Oh yes, clearly. The way in which files are imported has to do with making a quick buck, and nobody likes the way it works. :laughing:

Not sure what you mean by that. The Mac App Store only sells Mac software though, it always has, and I don’t think that has anything to do with what kind of chip you are using. Incidentally the iOS App Store only sells iOS software. So by your logic, when one is using the correct device to purchase software for that device, we are pushing people to the cheaper iOS version and blocking people from the more expensive Mac (or Windows, hey) versions.

It has everything to do with the kind of chip one is using. If you have a new Mac with M1 chip (not Intel), it can use Mac and iPhone / iPad software, yet LAL has limited Mac users from buying only the Mac software when we should have all options available.

Oh, I see what you mean, using Catalyst to port the iOS version to the Mac and then sell it there as well? It’s a little more complicated than just clicking a checkbox, and probably would involve a few months of work for something of the scale Scrivener is.

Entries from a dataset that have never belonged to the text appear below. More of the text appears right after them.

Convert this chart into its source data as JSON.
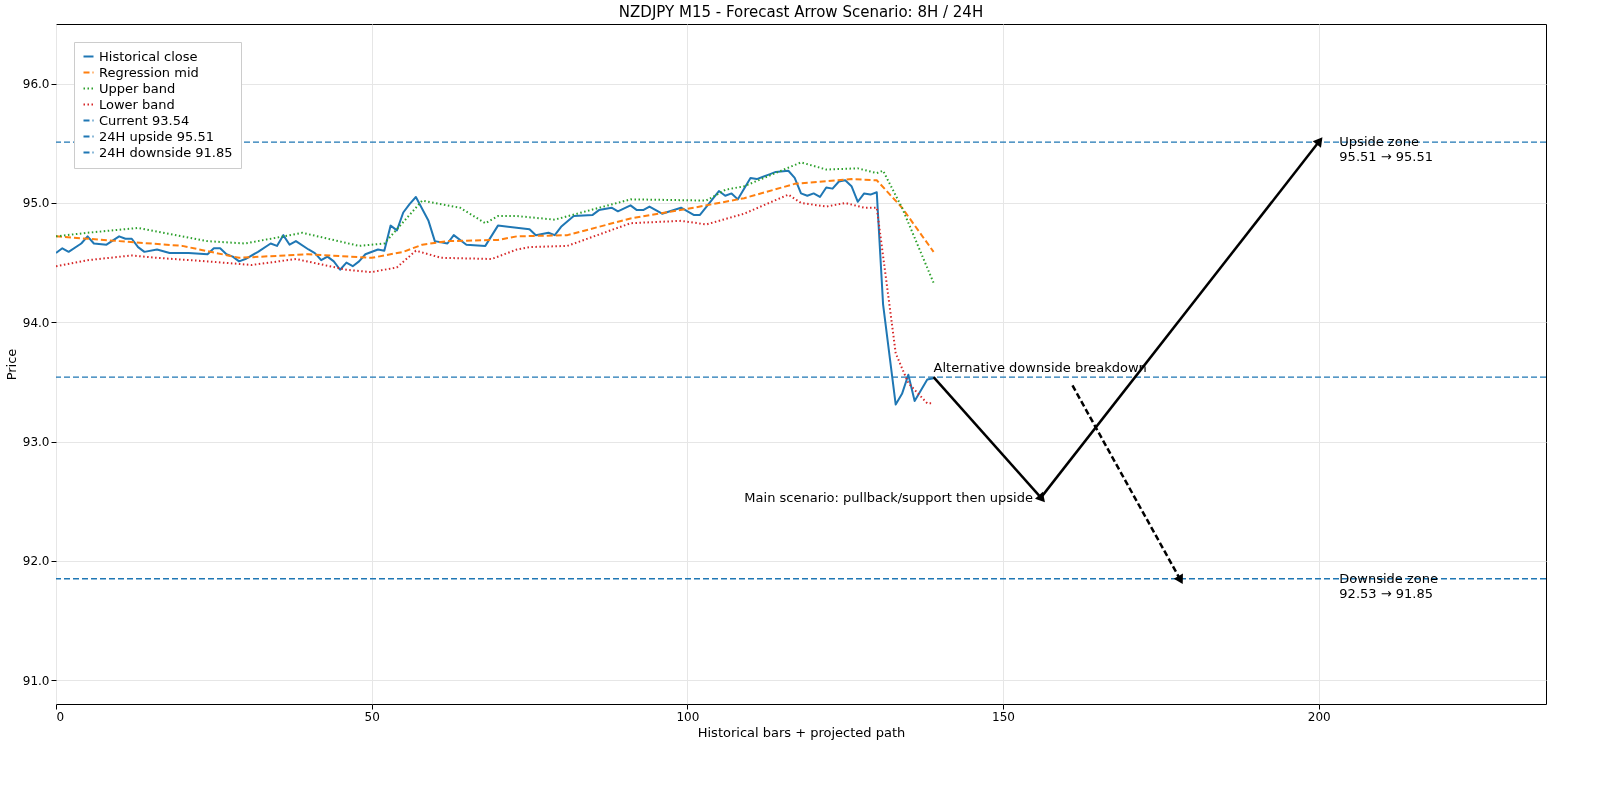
{
  "chart_data": {
    "type": "line",
    "title": "NZDJPY M15 - Forecast Arrow Scenario: 8H / 24H",
    "xlabel": "Historical bars + projected path",
    "ylabel": "Price",
    "xlim": [
      0,
      236
    ],
    "ylim": [
      90.8,
      96.5
    ],
    "xticks": [
      0,
      50,
      100,
      150,
      200
    ],
    "yticks": [
      {
        "value": 91,
        "label": "91.0"
      },
      {
        "value": 92,
        "label": "92.0"
      },
      {
        "value": 93,
        "label": "93.0"
      },
      {
        "value": 94,
        "label": "94.0"
      },
      {
        "value": 95,
        "label": "95.0"
      },
      {
        "value": 96,
        "label": "96.0"
      }
    ],
    "grid": true,
    "legend": "top left",
    "series": [
      {
        "name": "Historical close",
        "color": "#1f77b4",
        "line_style": "solid",
        "x": [
          0,
          1,
          2,
          4,
          5,
          6,
          8,
          10,
          11,
          12,
          13,
          14,
          16,
          18,
          21,
          24,
          25,
          26,
          27,
          28,
          29,
          30,
          32,
          34,
          35,
          36,
          37,
          38,
          40,
          41,
          42,
          43,
          44,
          45,
          46,
          47,
          48,
          49,
          51,
          52,
          53,
          54,
          55,
          56,
          57,
          59,
          60,
          62,
          63,
          65,
          68,
          70,
          75,
          76,
          78,
          79,
          80,
          82,
          85,
          86,
          88,
          89,
          91,
          92,
          93,
          94,
          96,
          99,
          101,
          102,
          105,
          106,
          107,
          108,
          110,
          111,
          113,
          114,
          116,
          117,
          118,
          119,
          120,
          121,
          122,
          123,
          124,
          125,
          126,
          127,
          128,
          129,
          130,
          131,
          133,
          134,
          135,
          136,
          138,
          139
        ],
        "values": [
          94.58,
          94.62,
          94.59,
          94.66,
          94.72,
          94.66,
          94.65,
          94.72,
          94.7,
          94.7,
          94.63,
          94.59,
          94.61,
          94.58,
          94.58,
          94.57,
          94.62,
          94.62,
          94.57,
          94.55,
          94.51,
          94.53,
          94.59,
          94.66,
          94.64,
          94.73,
          94.65,
          94.68,
          94.61,
          94.58,
          94.52,
          94.55,
          94.51,
          94.44,
          94.5,
          94.47,
          94.51,
          94.57,
          94.61,
          94.6,
          94.81,
          94.77,
          94.92,
          94.99,
          95.05,
          94.85,
          94.68,
          94.66,
          94.73,
          94.65,
          94.64,
          94.81,
          94.78,
          94.73,
          94.75,
          94.73,
          94.8,
          94.89,
          94.9,
          94.94,
          94.96,
          94.93,
          94.98,
          94.94,
          94.94,
          94.97,
          94.91,
          94.96,
          94.9,
          94.9,
          95.1,
          95.06,
          95.08,
          95.03,
          95.21,
          95.2,
          95.24,
          95.26,
          95.27,
          95.21,
          95.08,
          95.06,
          95.08,
          95.05,
          95.13,
          95.12,
          95.18,
          95.19,
          95.14,
          95.01,
          95.08,
          95.07,
          95.09,
          94.15,
          93.31,
          93.4,
          93.56,
          93.34,
          93.52,
          93.53
        ]
      },
      {
        "name": "Regression mid",
        "color": "#ff7f0e",
        "line_style": "dashed",
        "x": [
          0,
          10,
          20,
          29,
          40,
          50,
          55,
          58,
          62,
          70,
          73,
          81,
          91,
          101,
          109,
          117,
          126,
          130,
          134,
          139
        ],
        "values": [
          94.72,
          94.68,
          94.64,
          94.54,
          94.57,
          94.54,
          94.59,
          94.65,
          94.68,
          94.69,
          94.72,
          94.73,
          94.87,
          94.96,
          95.04,
          95.16,
          95.2,
          95.19,
          94.96,
          94.59
        ]
      },
      {
        "name": "Upper band",
        "color": "#2ca02c",
        "line_style": "dotted",
        "x": [
          0,
          5,
          13,
          24,
          30,
          39,
          48,
          52,
          55,
          58,
          64,
          68,
          70,
          73,
          79,
          91,
          103,
          106,
          109,
          118,
          122,
          127,
          130,
          131,
          134,
          139
        ],
        "values": [
          94.72,
          94.75,
          94.79,
          94.68,
          94.66,
          94.75,
          94.64,
          94.66,
          94.84,
          95.02,
          94.96,
          94.83,
          94.89,
          94.89,
          94.86,
          95.03,
          95.02,
          95.11,
          95.14,
          95.34,
          95.28,
          95.29,
          95.25,
          95.27,
          94.96,
          94.33
        ]
      },
      {
        "name": "Lower band",
        "color": "#d62728",
        "line_style": "dotted",
        "x": [
          0,
          5,
          12,
          16,
          24,
          31,
          38,
          46,
          50,
          54,
          57,
          61,
          69,
          73,
          75,
          81,
          91,
          99,
          103,
          109,
          116,
          118,
          122,
          125,
          128,
          130,
          132,
          133,
          135,
          138,
          139
        ],
        "values": [
          94.47,
          94.52,
          94.56,
          94.54,
          94.51,
          94.48,
          94.53,
          94.44,
          94.42,
          94.46,
          94.6,
          94.54,
          94.53,
          94.61,
          94.63,
          94.64,
          94.83,
          94.85,
          94.82,
          94.91,
          95.07,
          95.0,
          94.97,
          95.0,
          94.96,
          94.96,
          94.15,
          93.74,
          93.49,
          93.32,
          93.32
        ]
      },
      {
        "color": "#000000",
        "line_style": "solid",
        "x": [
          139,
          156
        ],
        "values": [
          93.54,
          92.53
        ]
      },
      {
        "color": "#000000",
        "line_style": "solid",
        "x": [
          156,
          200
        ],
        "values": [
          92.53,
          95.51
        ]
      },
      {
        "color": "#000000",
        "line_style": "dashed",
        "x": [
          161,
          178
        ],
        "values": [
          93.47,
          91.85
        ]
      }
    ],
    "ref_lines": [
      {
        "axis": "y",
        "value": 93.54,
        "label": "Current 93.54",
        "color": "#1f77b4",
        "line_style": "dashed"
      },
      {
        "axis": "y",
        "value": 95.51,
        "label": "24H upside 95.51",
        "color": "#1f77b4",
        "line_style": "dashed"
      },
      {
        "axis": "y",
        "value": 91.85,
        "label": "24H downside 91.85",
        "color": "#1f77b4",
        "line_style": "dashed"
      }
    ],
    "annotations": [
      {
        "text": "Main scenario: pullback/support then upside",
        "x": 156,
        "y": 92.53
      },
      {
        "text": "Alternative downside breakdown",
        "x": 139,
        "y": 93.54
      },
      {
        "text": "Upside zone\n95.51 → 95.51",
        "x": 202,
        "y": 95.51
      },
      {
        "text": "Downside zone\n92.53 → 91.85",
        "x": 202,
        "y": 91.85
      }
    ]
  }
}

And once done, the main question would be why? Why would anyone want to use the iOS version when the Mac version is available? Surely there might be a few here and there that do—don’t get me wrong—but reason enough to bring out a whole new product that now must be maintained going forward? As you can see, we hardly even have time to maintain what we have. It’s a very small shop.

At any rate, here’s that discussion which already happened, and a bit earlier but most substantially.

This is a typical example of the False Consensus Effect. Your thoughts seem so obvious to yourself so you assume thar´t everyone else must think the same, which they don’t.